Exploring oxysterols and protein carbonylation in cervicovaginal secretions as biomarkers for cervical cancer development

Abstract

Cervical cancer, a major global health issue and the fourth most common cancer among women, is strongly linked to Human Papillomavirus (HPV) infection. Emerging evidence indicates that oxidative stress plays a critical role in the carcinogenesis of cervical tissue. This study investigates the relationship between oxidative stress markers—specifically oxysterols, lipid oxidation, and protein carbonylation—and the progression of cervical neoplasia.

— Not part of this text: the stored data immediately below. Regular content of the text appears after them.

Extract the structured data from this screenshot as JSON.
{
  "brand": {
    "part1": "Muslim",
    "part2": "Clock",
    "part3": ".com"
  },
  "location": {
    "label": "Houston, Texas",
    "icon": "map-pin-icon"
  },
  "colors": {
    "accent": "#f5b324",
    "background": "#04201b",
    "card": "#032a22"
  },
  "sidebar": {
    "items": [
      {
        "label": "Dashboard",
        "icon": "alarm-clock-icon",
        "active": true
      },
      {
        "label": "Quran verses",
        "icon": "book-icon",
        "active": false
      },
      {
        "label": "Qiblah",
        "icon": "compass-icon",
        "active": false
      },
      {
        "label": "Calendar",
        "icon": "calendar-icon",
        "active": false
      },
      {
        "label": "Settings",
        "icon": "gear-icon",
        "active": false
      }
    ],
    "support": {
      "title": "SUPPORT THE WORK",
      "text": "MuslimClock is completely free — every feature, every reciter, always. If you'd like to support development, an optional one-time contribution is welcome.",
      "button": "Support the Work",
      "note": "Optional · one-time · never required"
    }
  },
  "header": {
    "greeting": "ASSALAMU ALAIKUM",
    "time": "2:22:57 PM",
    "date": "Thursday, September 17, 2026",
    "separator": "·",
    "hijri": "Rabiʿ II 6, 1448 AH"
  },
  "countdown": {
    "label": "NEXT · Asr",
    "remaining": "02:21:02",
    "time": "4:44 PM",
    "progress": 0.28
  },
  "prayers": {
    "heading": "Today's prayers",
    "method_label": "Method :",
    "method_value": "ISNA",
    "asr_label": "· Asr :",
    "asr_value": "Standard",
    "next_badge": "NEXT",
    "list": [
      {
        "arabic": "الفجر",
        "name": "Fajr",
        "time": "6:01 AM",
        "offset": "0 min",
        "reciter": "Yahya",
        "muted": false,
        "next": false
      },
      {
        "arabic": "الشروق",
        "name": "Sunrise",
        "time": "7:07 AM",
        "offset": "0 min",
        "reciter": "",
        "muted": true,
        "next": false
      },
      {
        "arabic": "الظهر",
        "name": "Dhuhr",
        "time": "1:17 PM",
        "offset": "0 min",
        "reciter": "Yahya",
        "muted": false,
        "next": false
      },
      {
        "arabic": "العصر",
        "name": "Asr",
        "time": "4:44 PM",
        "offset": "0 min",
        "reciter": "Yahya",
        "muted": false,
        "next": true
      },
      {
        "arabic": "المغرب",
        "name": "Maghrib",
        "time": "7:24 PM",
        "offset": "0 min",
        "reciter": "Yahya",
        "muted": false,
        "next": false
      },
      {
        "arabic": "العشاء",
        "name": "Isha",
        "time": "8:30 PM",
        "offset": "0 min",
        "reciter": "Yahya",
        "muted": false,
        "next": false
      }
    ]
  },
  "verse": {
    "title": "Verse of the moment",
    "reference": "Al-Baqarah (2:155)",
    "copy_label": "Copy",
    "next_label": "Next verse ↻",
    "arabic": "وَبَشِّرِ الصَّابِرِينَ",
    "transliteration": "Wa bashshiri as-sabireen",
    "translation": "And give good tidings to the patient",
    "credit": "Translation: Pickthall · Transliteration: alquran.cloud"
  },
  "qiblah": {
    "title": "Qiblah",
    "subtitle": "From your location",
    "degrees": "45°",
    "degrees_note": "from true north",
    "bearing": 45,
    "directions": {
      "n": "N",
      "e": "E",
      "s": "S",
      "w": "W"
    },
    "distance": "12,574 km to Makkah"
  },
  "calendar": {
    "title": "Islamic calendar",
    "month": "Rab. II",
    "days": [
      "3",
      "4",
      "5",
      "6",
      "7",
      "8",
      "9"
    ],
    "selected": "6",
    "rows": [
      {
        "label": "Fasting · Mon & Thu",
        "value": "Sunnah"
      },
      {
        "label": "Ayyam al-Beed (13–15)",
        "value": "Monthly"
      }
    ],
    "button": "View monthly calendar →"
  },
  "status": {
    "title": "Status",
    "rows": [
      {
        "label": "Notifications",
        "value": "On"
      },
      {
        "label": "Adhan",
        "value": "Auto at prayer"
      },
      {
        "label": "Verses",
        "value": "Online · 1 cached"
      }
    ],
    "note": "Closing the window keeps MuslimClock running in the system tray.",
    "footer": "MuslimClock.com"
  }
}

Oxysterols, which are elevated in various inflammatory diseases and cancers, were measured in cervicovaginal fluid samples using LC-MS/MS. The targeted oxysterols included 27-hydroxycholesterol (27-OHC), 7β-hydroxycholesterol (7β-OHC), 7-ketocholesterol (7-KC), and 7α,27-dihydroxycholesterol (7α,27-diOHC). Among these, 7α,27-dihydroxycholesterol was significantly increased in correlation with the severity of neoplastic stages. In parallel, protein carbonylation, an indicator of cellular oxidative stress, was assessed. Results revealed higher levels of protein carbonylation in neoplastic samples compared to non-neoplastic controls. These modifications were further analysed through redox proteomics to identify the specific proteins affected.

The study demonstrates that elevated lipid oxidation and protein carbonylation in cervicovaginal secretions are linked to the development and progression of cervical cancer. Identifying these biomarkers may improve screening strategies, enabling the identification of individuals at increased risk for cervical neoplasia and guiding timely interventions.